DE HOFJES IN DEN HAAG
(uit het boek "De Verborgen Stad" van Drs. Botine Koopmans)
Liefdadigheidshofjes
De oudste hofjes zijn de hofjes voor begijntjes. Dat waren geen liefdadigheidshofjes zoals hier is beschreven, maar er werd wel liefdadigheid bedreven. In deze hofjes woonden vrouwen die een vorm van religieus leven leidden zonder in het klooster te treden. Het waren dan ook geen nonnen. De begijntjes deden veel aan ziekenzorg en verleenden hulp aan behoeftigen. Zo rond het midden van de twaalfde eeuw ontstonden de eerste begijn- of begijnhoven. In Amsterdam, Delft en vooral in Brugge zijn nog van deze hofjes te vinden.
Hofje van Hoogelande (1913)
De echte liefdadigheidshofjes werden ongeveer vanaf het midden van de veertiende eeuw gebouwd voor "oude, arme of schamele lieden". Het was een vorm van armenzorg voor de minderbedeelden op leeftijd. De "schamele lieden" woonden (meestal) gratis in de huisjes en kregen vaak ook brandstof en voedsel. De stichters van zo'n hofje stelden, meestal bij testament, een kapitaal ter beschikking waaruit de bouw werd gefinancierd. Eendeel van het kapitaal werd afgezonderd om uit de rente het onderhoud te betalen en eventuele uitkeringen aan de bewoners (de pretven) te kunnen geven.

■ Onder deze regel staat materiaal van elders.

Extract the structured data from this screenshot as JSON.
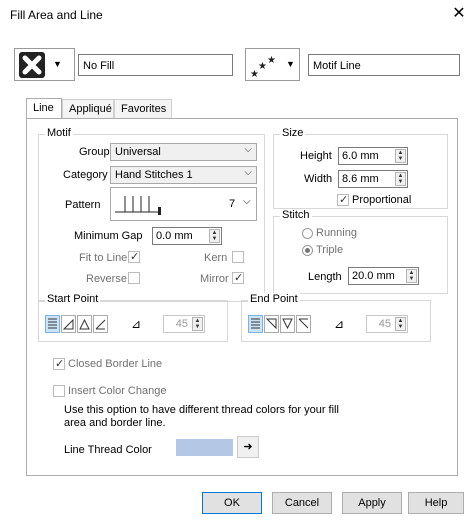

In reglementen werd alles uitputtend vastgelegd: wie er mochten wonen, de manier van bewonen en op welke manier het hofje na de dood van de stichter moest worden bestuurd. De eerste bestuurders, de regenten, werden vaak nog door de stichter zelf benoemd.
Exploitatiehofjes
Deze hofjes konden ontstaan omdat door de trek naar de grote steden een groeiende groep mensen moest worden gehuisvest en er van overheidswege nauwelijks toezicht was op de bouw. In de Stedelijke Keur van 1841 (een voorloper van de latere Algemene Politieverordening uit 1855) stond maar een bepaling over het bouwen, namelijk dat voor een nieuw gebouw aan de straat een vergunning van burgemeester en wethouders nodig was. Bouwde men elders, bijvoorbeeld op een inpandig terrein achter de huizen dan kon men doen wat men wilde. Een kennisgeving van het voornemen tot bouwen was voldoende en de bouwtekeningen werden niet gecontroleerd.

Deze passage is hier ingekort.